Frau Dittmann, was genau machen Sie als Innovationsmanagerin bei Vorwerk?
Als Innovationsmanagerin gehöre ich zum Produktmanagement im Thermomix ® -Team. Hier diene ich mit meinen unterschiedlichen Verantwortungsbereichen als Schnittstelle zwischen den verschiedenen Abteilungen im Unternehmen – also zum Beispiel zwischen der Vorentwicklung bei den Elektrowerken, dem Marketing oder Vorwerk Digital – und trage Sorge dafür, dass wir mit diesen Teams Lösungen für die Zukunft entwickeln.
Wie sehen Ihre Aufgaben dabei aus?
Im Grunde beschäftigen mich zwei Dinge: Zum einen geht es darum, sich die Frage zu stellen, welche Kundenprobleme wir als Unternehmen überhaupt lösen möchten und dann entsprechende Ideen und Lösungsvorschläge einzuholen. Zum anderen müssen diese Ideen aber auch richtig priorisiert, im Unternehmen platziert und mit den Projektteams zielgerichtet gesteuert werden.
Wie sieht das bei Vorwerk in der Praxis aus? Wie treiben Sie Innovationen konkret voran?
Indem wir Ideen und Lösungsansätze, die aus den verschiedenen Bereichen kommen, in eine Perspektive setzen. Wir haben dafür ein so genanntes „Innovation Board“, in dem wir mit den betroffenen Teams und Parteien besprechen, welche Ideen gerade auf dem Tisch liegen und welchen Status die einzelnen Projekte haben. Wir prüfen, ob eventuell weitere Team-Mitglieder mit ihrem Know-how hinzugezogen werden müssen. Und natürlich stellt sich mitunter auch die Frage, ob wir ein Projekt vielleicht abbrechen müssen.
Zusätzlich gehen wir auch den Weg über Design Thinking Workshops, in denen wir versuchen, aus Kundenperspektive zu denken und dann direkt ein „Minimum Viable Product“ (wörtlich ein „minimal überlebensfähiges Produkt“, Anm. d. Red.) zu entwickeln, das mit Kunden getestet werden kann. Diese Methode ist uns sehr wichtig und etabliert sich gerade überall im Unternehmen. Wir haben Millionen begeisterte Kunden, die gewillt sind, ihr Feedback zu geben. Das ist unser Schatz, den wir nutzen möchten.

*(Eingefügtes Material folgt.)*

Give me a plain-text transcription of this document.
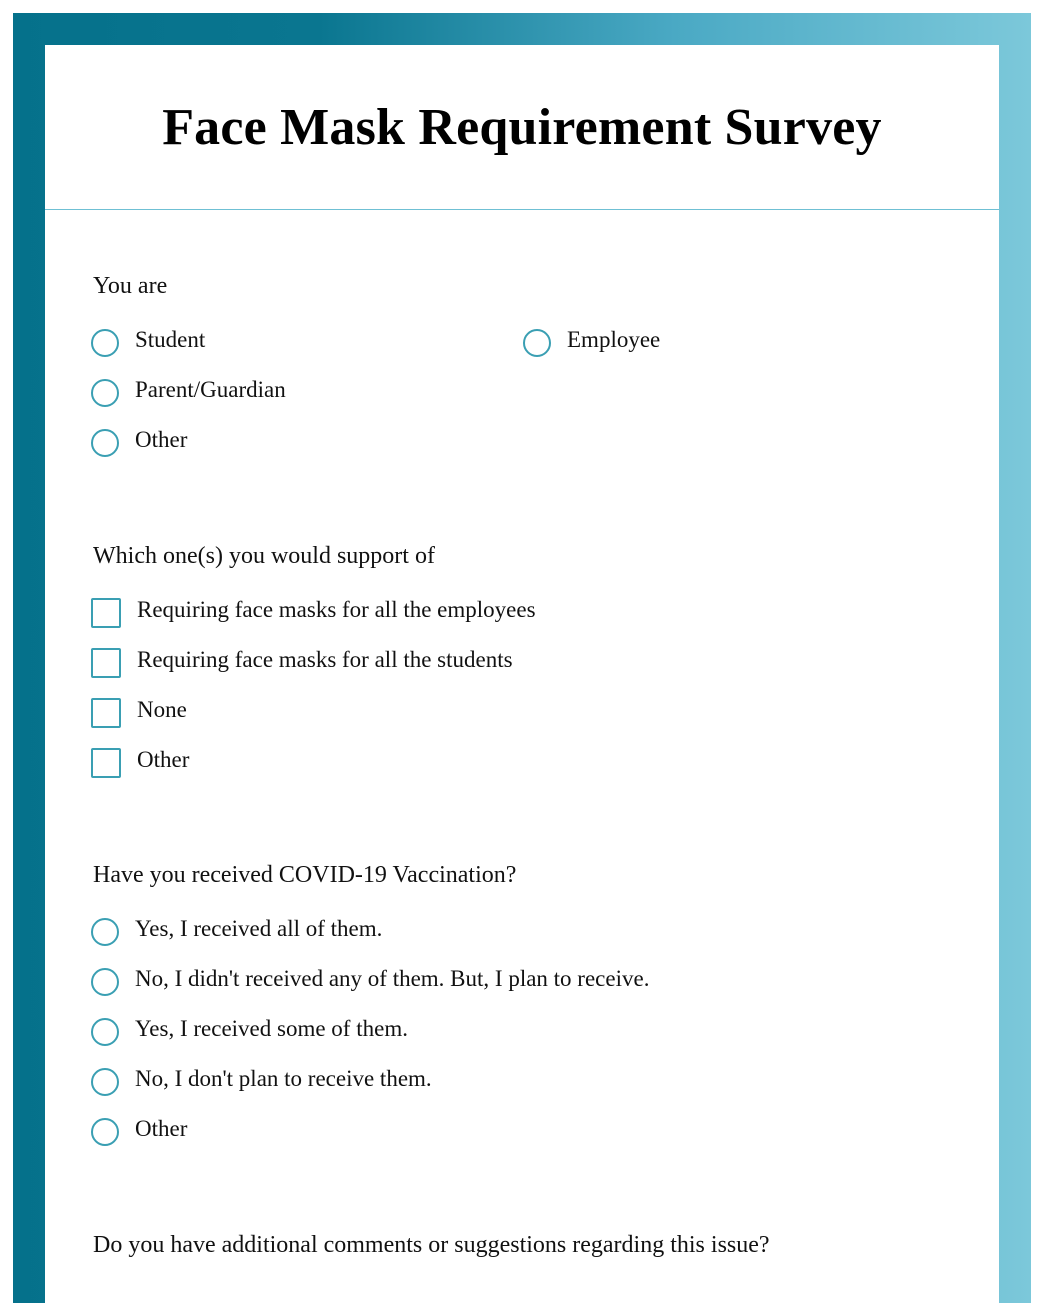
Face Mask Requirement Survey

You are

Student	Employee
Parent/Guardian
Other

Which one(s) you would support of

Requiring face masks for all the employees
Requiring face masks for all the students
None
Other

Have you received COVID-19 Vaccination?

Yes, I received all of them.
No, I didn't received any of them. But, I plan to receive.
Yes, I received some of them.
No, I don't plan to receive them.
Other

Do you have additional comments or suggestions regarding this issue?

Was ist ein Minimum Viable Product?
Der Begriff Minimum Viable Product (MVP) stammt aus dem Lean Startup-Gedanken und bezeichnet ein Produkt mit den minimalen Anforderungen und Eigenschaften. Der grundlegende Gedanke bei Minimal Viable Products ist, Produkte schnell und erst einmal nur mit den nötigsten Funktionen zu erstellen, um möglichst frühzeitig das Feedback von potentiellen Kunden einzuholen. Dieses wird im Folgenden gentutzt, um das MVP zu erweitern und zu verbessern.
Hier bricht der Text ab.